John Levi Barnard
THE EDIBLE AND THE ENDANGERED: FOOD, EMPIRE, EXTINCTION
Within the environmental humanities, much of the scholarship on climate change and its related crises has focused on fossil fuels, tracing the historical development, and present pervasiveness of what Stephanie LeMenager calls “petroleum culture.” Professor Barnard’s new book project extends this work into the realm of the industrial animal food system, which emerged as a feature of imperial and capitalist expansion in the United States but has become global in its extent and planetary in its impact. Like fossil fuels, the animal food system constitutes what Professor Barnard calls an extinction-producing economy; however, it also constitutes a culture, manifesting ideas, values, and practices that are tightly held and difficult to change.
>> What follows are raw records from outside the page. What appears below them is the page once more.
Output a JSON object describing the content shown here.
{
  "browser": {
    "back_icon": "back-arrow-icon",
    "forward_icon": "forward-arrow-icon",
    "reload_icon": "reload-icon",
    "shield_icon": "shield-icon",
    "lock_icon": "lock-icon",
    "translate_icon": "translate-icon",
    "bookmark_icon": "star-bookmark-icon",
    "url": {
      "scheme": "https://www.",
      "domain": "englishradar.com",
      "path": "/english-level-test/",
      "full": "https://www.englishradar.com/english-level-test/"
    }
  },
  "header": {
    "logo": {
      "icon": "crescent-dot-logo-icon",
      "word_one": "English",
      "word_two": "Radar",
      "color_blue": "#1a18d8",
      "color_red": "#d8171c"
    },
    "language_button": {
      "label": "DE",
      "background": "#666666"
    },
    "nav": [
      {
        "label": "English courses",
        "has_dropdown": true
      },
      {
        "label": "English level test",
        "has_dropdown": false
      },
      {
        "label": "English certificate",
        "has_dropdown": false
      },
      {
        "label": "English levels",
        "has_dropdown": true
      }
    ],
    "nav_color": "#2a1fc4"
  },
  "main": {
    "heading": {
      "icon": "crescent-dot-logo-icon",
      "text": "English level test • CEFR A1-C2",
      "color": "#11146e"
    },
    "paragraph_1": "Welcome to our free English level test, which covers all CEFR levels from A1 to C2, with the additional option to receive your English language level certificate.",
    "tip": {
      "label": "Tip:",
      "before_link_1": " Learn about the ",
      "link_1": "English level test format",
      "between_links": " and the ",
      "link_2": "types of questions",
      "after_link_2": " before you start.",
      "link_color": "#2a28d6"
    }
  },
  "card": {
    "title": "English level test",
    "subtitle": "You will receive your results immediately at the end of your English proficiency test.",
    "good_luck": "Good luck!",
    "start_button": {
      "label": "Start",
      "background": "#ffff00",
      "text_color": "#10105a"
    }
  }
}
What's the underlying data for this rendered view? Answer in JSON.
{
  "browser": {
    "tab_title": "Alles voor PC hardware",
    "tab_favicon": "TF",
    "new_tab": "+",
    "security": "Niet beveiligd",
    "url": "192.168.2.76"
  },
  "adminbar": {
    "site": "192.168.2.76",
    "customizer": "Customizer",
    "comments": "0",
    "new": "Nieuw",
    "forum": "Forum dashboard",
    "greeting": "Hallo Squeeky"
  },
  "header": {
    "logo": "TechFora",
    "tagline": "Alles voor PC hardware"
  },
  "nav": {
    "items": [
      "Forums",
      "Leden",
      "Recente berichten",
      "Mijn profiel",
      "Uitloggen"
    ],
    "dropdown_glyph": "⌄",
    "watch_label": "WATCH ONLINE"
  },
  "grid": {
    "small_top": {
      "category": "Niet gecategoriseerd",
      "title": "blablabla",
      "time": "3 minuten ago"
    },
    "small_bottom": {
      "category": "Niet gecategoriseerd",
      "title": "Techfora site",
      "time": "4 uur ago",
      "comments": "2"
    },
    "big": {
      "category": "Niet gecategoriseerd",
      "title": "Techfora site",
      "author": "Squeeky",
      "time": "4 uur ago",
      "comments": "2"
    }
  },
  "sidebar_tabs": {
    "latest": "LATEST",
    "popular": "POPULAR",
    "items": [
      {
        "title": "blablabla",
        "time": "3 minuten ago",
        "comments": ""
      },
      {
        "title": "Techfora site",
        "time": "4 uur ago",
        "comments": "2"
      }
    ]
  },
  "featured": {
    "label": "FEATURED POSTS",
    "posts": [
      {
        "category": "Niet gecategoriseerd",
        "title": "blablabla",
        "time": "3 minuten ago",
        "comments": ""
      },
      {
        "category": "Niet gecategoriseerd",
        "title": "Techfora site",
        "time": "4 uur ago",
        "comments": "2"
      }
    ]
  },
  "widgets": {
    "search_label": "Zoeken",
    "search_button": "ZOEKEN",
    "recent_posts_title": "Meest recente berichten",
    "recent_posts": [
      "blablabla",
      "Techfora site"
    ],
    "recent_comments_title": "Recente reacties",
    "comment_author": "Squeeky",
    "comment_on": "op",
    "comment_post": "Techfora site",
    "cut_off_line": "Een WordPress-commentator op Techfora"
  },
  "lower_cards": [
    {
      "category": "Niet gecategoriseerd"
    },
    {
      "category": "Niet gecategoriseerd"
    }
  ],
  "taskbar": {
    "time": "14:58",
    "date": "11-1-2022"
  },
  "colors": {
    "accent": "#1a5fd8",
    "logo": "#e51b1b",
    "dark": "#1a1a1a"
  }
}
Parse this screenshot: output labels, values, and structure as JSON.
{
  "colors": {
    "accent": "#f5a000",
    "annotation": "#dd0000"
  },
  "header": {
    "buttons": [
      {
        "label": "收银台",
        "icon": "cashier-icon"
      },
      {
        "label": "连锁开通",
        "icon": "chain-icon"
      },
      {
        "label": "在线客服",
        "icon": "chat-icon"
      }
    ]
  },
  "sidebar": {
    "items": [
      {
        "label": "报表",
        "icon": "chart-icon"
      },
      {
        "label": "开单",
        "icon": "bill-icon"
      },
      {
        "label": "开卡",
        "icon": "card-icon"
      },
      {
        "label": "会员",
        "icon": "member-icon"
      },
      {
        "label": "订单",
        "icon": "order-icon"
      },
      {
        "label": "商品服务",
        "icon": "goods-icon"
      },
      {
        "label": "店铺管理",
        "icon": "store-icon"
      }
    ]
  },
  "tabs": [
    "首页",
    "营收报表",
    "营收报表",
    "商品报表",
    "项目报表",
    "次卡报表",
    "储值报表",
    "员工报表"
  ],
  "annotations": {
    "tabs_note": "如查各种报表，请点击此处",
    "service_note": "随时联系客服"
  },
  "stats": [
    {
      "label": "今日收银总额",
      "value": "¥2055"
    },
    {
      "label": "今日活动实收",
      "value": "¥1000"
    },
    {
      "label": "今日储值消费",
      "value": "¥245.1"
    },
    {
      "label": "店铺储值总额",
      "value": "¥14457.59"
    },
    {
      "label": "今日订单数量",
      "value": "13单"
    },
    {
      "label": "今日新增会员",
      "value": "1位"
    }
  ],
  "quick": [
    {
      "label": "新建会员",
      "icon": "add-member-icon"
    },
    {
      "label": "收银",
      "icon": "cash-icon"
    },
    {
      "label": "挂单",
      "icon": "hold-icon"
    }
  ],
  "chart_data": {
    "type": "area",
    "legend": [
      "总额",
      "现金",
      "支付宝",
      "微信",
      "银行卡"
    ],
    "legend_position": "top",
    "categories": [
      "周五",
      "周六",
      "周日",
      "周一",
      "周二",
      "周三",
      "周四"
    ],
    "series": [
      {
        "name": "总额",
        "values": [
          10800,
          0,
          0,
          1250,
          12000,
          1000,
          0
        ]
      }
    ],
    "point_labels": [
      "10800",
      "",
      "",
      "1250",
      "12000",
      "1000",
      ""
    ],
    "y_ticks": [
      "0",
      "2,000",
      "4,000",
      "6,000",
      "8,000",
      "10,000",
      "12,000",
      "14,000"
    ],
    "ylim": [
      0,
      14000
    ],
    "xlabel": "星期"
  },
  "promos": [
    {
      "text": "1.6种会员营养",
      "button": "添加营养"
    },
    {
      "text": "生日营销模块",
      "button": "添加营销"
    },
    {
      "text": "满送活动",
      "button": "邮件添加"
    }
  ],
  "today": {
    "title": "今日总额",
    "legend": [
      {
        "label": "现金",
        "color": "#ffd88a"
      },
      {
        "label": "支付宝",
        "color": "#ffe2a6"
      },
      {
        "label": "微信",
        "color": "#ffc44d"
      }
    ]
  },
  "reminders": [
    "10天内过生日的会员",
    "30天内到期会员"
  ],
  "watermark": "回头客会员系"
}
The Edible and the Endangered: Food, Empire, Extinction, explores the concomitant rise of industrial meat culture and US empire in order to draw out their ecological implications for our present moment. Through a study of literary and other representations of hunting, fishing, ranching, and ultimately mass production—along with the forms of domestic consumption they enable—the book shows how animal foods ranging from the Thanksgiving turkey to the fast-food burger have come to be viewed as essential to both material existence and national identity in the US, even as they have contributed significantly to a planetary ecological emergency. Taking a long view of all these phenomena, The Edible and the Endangered identifies American cultures of animal production and consumption as critical aspects of an imperial project that has been ecologically catastrophic from the beginning.